Global optical networking (ON) spending versus the year-ago quarter grew decidedly for the first time in six quarters in 2Q13, according to analyst firm Ovum. Results of US$4.08 billion for 2Q13 were 29% higher than they were in 1Q13 and 7% higher than the year-ago quarter. Most significantly, annualized spending grew to US$14.9 billion.
Vendor results were strong, led by the Chinese vendors. ZTE had its strongest quarter ever, solidifying its position behind Huawei as the second-ranked ON vendor. Annualized spending in Asia-Pacific, at over US$6 billion, hit an all-time high. Demand in North America was also up significantly, benefitting Alcatel-Lucent, Cisco, Ciena, and Fujitsu. Growth in 100G remains a particular bright spot as annualized revenues exceeded US$1.6 billion for the first time ever. Ovum is forecasting modest 2% growth this year to US$14.9 billion.
In a new market share analysis, Ovum reveals that strong sales in Asia-Pacific and North America mitigated weakness in EMEA and South & Central America, propelling the industry to its best quarter since 4Q11. The global industry analyst believes the market downturn that began in 1Q12 may finally be past in all regions except Europe, which is still showing signs of sluggishness.

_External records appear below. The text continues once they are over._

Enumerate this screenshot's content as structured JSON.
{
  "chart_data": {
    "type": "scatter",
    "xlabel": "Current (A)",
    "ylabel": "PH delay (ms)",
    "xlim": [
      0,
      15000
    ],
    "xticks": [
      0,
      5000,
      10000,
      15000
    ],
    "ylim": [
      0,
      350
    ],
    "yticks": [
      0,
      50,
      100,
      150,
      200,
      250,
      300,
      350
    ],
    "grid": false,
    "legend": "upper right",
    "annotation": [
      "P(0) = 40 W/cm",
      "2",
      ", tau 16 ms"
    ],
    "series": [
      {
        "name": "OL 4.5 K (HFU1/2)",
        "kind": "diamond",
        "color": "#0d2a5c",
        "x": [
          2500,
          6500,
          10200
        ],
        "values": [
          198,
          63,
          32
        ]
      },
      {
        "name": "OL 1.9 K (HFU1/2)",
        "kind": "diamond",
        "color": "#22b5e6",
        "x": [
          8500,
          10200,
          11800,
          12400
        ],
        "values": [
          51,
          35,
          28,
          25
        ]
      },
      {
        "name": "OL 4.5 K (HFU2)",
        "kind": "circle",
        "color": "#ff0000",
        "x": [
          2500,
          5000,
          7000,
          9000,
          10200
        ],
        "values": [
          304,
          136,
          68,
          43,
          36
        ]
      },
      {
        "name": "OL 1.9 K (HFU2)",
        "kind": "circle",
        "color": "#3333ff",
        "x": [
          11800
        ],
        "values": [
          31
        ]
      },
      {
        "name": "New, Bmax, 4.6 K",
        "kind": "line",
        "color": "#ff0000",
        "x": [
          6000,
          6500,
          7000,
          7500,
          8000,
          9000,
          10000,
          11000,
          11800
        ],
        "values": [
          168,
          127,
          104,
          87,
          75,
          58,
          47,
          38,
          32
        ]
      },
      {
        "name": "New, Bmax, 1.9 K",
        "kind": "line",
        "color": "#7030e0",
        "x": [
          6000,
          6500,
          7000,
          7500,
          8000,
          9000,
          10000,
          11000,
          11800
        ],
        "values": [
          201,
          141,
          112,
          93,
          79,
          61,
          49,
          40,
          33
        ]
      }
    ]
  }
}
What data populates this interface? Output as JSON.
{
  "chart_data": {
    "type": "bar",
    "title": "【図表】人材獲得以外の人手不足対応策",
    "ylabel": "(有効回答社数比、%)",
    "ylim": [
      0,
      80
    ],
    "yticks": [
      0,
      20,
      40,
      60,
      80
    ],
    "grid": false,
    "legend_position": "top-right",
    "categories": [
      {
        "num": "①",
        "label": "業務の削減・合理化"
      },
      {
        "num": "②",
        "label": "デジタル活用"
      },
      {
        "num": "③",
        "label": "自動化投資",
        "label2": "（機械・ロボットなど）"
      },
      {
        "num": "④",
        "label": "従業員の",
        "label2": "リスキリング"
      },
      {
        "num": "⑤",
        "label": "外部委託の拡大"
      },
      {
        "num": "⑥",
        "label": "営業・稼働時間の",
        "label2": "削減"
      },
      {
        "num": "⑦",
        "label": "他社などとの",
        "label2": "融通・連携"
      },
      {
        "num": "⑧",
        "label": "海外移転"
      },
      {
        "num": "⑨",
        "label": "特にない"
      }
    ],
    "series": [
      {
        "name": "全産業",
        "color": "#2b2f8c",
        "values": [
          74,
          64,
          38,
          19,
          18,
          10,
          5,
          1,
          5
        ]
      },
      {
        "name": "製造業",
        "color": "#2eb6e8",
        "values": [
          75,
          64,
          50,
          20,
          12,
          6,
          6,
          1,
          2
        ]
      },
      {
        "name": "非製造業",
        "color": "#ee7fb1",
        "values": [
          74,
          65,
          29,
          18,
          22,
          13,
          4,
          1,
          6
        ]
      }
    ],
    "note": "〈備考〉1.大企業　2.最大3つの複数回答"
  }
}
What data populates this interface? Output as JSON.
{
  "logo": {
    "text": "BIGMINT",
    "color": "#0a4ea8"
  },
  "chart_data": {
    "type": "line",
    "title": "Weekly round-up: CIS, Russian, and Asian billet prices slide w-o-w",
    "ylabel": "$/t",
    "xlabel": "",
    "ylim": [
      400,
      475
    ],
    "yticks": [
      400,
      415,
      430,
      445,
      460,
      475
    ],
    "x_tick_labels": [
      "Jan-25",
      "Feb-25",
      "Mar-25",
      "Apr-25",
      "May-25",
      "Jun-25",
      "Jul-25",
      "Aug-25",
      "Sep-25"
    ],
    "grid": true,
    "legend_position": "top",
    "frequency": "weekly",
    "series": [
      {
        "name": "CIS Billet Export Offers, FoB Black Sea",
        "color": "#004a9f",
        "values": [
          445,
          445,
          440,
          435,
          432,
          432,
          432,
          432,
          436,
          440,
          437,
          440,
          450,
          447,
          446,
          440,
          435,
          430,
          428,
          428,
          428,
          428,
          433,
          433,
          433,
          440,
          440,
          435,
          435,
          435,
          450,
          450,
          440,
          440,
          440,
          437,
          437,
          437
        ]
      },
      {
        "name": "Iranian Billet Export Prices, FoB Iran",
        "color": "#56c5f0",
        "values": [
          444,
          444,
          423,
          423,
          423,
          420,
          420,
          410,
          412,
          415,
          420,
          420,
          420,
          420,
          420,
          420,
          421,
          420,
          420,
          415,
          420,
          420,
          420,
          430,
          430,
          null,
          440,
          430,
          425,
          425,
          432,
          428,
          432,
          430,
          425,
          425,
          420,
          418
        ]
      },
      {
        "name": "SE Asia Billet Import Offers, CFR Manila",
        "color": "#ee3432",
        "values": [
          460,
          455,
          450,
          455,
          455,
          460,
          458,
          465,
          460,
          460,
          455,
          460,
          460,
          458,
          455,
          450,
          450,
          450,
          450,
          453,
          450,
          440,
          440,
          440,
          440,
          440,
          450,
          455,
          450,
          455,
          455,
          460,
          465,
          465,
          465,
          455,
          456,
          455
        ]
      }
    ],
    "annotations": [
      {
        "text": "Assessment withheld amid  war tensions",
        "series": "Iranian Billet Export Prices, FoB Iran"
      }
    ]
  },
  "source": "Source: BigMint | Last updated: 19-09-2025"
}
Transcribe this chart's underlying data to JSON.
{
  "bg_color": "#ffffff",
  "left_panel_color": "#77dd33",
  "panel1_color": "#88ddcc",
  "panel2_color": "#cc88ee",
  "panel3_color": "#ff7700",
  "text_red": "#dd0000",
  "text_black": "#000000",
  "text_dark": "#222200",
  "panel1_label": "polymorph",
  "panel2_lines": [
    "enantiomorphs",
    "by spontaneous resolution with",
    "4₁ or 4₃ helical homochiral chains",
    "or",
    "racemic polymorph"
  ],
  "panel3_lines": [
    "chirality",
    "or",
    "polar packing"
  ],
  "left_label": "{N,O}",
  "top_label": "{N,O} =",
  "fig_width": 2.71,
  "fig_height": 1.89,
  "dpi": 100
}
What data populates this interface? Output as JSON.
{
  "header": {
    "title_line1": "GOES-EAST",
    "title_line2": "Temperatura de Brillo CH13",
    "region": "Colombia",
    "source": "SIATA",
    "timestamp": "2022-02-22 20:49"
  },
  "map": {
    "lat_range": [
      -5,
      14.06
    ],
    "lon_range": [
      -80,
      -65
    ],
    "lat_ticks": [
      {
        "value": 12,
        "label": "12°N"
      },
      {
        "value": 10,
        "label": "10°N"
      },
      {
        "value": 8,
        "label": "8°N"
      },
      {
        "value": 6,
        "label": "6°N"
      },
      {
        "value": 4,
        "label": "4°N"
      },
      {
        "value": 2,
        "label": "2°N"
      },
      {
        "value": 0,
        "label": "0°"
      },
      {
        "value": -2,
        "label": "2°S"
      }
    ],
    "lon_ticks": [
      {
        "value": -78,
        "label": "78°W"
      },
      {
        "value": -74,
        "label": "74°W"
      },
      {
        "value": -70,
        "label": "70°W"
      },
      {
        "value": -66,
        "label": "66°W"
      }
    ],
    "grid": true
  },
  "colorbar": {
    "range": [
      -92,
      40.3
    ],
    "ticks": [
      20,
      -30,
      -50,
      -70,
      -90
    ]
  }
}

“We always expect an uptick going into the second calendar quarter," said Ron Kline, network infrastructure analyst at Ovum. "However, sales of over US$4bn help dispel some of the fear generated by the slow start in 1Q13,” . “100G revenue growth is pumping a lot of enthusiasm — and revenue — into the market and increasing the revenues for converged packet optical (CPO) and optical transport network (OTN) switching gear.”